The solution can’t be saving Rose and as time passes my hunch is that we will better understand that. The solution to Rose’s mental illness isn’t to go back in time. An understanding of Rose’s last months, days, and moments may never come and that is something that we will all have to come to terms with in our own ways.

For me, I can’t continue to UX Rose’s life. It’s not fair to her and it’s not fair to me. If the UX is, “For Rose, to live on…in what context?” The answer is abundantly endless. Rose will continue on through everyone that she met. Through the stories she shared with us, the food she made us, the laughter she brought us. Her mannerisms that you see within the people she held close. The roads we walked down with her, hiked with her, drove with her. The books she read, the podcasts she listened to. She left physical objects for us to hold onto. Her beautiful pillows, her ceramics, my wallet, the sweater I’m wearing right now…
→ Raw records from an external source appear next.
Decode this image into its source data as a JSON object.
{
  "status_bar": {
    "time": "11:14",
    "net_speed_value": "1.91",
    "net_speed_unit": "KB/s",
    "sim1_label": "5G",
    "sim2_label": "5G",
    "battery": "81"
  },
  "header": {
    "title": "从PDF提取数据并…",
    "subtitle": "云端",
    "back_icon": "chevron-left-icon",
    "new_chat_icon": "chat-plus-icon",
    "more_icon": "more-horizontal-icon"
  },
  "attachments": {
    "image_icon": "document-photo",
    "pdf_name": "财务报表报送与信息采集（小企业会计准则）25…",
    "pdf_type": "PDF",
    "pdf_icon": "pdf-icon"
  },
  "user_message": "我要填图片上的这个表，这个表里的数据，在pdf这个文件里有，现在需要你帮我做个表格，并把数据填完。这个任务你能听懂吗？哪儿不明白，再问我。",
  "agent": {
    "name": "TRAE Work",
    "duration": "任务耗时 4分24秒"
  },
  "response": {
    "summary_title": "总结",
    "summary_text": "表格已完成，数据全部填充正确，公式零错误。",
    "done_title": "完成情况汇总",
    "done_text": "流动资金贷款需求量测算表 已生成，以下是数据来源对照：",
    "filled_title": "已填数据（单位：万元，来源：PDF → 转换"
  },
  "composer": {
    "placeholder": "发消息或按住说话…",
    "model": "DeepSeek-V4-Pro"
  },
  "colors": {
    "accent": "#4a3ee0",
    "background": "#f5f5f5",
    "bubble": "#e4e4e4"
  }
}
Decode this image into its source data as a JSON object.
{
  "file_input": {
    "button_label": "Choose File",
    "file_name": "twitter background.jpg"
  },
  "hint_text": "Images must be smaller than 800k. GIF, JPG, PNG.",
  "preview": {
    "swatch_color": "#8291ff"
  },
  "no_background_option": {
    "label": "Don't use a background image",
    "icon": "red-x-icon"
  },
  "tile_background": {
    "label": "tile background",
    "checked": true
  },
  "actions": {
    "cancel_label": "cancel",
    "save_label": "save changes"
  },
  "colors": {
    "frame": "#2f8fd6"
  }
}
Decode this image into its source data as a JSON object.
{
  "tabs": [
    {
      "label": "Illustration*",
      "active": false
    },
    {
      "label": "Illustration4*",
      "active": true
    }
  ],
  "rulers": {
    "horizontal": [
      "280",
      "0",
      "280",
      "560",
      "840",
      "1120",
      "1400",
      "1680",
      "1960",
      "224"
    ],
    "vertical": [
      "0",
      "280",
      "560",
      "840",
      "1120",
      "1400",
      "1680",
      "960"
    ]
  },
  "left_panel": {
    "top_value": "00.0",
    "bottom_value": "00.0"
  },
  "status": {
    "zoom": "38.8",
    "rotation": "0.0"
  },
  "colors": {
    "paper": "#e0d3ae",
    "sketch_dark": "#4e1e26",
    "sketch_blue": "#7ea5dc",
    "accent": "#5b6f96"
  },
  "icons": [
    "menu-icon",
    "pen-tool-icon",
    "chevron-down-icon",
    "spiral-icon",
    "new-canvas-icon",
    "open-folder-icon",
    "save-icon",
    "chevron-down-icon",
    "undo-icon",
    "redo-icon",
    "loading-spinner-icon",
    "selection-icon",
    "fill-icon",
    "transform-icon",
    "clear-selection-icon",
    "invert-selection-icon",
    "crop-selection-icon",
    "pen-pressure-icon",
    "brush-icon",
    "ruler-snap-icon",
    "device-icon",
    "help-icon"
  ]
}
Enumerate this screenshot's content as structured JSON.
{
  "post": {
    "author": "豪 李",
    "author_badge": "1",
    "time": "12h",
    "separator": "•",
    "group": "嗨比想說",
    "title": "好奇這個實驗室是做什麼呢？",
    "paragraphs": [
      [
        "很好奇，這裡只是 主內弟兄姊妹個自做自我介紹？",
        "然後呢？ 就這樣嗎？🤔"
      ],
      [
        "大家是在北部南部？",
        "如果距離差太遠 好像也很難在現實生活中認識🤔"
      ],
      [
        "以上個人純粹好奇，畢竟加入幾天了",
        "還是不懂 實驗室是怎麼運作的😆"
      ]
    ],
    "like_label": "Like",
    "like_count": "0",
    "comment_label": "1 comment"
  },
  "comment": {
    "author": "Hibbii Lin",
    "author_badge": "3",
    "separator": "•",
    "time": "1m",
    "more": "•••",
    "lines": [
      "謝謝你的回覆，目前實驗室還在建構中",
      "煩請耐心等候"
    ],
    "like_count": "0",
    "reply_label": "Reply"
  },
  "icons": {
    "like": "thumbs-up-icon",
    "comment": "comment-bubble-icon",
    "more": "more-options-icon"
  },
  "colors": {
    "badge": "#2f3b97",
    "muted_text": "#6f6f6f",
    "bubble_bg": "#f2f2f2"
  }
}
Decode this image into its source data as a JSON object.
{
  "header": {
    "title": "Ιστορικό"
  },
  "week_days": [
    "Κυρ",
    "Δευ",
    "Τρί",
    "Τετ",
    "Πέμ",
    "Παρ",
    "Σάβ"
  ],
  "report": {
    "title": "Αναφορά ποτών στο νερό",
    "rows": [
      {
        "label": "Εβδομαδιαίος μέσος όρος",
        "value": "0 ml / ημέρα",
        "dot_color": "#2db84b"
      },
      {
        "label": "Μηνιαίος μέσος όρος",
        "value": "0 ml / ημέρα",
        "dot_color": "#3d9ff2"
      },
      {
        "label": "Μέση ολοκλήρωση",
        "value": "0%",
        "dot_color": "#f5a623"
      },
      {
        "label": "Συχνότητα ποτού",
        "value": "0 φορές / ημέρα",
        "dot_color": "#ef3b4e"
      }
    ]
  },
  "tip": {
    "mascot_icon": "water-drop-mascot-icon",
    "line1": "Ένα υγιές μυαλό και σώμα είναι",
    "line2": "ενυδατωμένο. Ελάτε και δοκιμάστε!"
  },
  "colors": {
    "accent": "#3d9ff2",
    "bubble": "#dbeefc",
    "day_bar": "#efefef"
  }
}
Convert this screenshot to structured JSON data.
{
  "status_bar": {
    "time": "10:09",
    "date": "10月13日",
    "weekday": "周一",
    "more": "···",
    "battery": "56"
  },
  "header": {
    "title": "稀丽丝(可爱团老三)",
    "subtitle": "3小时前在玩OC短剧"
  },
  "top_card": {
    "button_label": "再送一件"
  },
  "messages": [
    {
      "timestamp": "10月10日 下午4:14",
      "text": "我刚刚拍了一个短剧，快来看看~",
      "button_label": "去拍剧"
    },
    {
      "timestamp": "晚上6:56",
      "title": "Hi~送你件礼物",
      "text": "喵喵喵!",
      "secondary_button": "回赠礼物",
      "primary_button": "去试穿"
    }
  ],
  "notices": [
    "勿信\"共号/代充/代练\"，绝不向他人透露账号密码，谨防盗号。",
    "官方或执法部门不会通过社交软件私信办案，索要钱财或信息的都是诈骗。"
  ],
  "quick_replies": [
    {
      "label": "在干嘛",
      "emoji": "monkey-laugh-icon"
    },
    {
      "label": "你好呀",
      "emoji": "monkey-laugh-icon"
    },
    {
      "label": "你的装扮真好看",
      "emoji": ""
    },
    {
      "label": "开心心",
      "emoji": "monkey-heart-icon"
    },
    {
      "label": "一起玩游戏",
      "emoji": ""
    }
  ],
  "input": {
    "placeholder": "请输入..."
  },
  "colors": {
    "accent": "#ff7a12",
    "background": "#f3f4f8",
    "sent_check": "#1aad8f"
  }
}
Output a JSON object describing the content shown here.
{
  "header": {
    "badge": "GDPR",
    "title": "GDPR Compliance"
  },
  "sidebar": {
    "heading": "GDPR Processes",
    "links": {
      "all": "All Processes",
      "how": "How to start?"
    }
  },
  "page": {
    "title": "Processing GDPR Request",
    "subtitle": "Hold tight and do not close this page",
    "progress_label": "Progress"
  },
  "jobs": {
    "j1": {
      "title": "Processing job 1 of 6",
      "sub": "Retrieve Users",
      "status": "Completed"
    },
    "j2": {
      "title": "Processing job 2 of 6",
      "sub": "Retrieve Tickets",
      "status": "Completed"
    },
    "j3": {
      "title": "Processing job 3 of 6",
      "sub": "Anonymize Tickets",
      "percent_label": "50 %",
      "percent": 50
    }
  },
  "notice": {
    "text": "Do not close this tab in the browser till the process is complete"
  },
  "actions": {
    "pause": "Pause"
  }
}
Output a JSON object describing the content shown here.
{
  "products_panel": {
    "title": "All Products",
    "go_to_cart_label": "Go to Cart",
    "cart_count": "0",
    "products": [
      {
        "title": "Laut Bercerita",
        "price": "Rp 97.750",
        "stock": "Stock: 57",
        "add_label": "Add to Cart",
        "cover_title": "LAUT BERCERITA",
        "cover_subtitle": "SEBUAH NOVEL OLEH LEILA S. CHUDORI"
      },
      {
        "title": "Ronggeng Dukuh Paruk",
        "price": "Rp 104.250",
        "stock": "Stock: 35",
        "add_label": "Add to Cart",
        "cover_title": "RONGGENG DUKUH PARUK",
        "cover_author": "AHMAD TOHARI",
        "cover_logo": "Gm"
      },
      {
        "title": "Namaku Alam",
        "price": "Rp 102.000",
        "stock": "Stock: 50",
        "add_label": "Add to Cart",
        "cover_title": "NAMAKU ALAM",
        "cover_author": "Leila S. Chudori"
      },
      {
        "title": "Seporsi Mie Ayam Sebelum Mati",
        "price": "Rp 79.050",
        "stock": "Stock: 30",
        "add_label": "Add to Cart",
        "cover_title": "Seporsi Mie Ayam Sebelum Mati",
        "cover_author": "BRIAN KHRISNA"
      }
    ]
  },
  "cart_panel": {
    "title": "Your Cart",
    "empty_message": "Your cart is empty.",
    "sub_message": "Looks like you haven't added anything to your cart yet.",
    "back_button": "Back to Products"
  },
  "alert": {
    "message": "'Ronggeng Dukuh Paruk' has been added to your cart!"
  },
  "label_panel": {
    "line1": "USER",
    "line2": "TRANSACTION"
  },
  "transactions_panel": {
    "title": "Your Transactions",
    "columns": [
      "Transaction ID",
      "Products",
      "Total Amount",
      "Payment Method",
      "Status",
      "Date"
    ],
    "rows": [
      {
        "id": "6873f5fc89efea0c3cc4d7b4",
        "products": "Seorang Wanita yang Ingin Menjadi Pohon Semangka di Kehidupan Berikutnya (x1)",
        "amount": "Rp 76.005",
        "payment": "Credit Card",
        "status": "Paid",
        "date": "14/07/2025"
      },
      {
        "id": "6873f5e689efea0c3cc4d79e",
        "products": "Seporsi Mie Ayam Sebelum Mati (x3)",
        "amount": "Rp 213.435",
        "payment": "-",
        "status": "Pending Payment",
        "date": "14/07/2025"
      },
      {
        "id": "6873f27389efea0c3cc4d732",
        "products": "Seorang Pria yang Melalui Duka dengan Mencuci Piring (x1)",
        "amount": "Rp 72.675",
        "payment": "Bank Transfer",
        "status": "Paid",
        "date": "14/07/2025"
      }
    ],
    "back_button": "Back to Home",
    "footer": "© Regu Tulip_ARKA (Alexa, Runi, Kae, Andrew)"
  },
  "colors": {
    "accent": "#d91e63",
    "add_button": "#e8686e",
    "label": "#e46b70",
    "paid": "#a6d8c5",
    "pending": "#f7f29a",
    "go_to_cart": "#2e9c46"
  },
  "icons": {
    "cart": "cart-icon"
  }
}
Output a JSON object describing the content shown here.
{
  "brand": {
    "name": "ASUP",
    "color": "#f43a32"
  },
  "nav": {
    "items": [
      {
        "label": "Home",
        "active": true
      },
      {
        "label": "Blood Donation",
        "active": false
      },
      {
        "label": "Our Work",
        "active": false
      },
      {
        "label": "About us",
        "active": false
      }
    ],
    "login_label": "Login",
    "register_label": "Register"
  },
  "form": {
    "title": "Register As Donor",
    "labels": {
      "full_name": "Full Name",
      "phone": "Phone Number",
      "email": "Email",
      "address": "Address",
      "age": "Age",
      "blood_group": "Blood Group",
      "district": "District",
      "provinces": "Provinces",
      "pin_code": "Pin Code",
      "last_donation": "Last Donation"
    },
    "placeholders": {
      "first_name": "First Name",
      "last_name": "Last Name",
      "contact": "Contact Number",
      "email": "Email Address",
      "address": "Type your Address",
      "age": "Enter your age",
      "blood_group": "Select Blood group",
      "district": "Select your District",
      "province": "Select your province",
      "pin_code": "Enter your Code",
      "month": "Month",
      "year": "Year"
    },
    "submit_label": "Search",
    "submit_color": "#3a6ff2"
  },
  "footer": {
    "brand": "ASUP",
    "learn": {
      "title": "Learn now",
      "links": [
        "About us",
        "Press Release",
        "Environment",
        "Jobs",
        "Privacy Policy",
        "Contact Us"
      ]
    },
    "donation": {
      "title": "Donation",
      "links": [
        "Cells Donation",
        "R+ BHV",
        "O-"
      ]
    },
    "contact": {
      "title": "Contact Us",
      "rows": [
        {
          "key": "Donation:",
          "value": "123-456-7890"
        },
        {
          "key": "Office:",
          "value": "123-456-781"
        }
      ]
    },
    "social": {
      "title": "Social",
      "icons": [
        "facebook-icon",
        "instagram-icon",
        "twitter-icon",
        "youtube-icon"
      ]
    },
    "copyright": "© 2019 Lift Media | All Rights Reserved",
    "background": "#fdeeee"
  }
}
We finished our final class project and were stoked with the result. We made a comprehensive presentation and created a thorough prototype. We designed an improved system to help people in need of childcare and people with available spots at their childcare facilities connect. In our final prototype we needed something to bring joy and color to our design. It was a white-lable design so we didn’t have a lot to work with, but the end design needed a little something extra. So I designed squiggles to insert onto all pages when a celebration took place, motivating the user to continue on. Cheerful squiggles on an otherwise simple design. Squiggles inspired by Rose.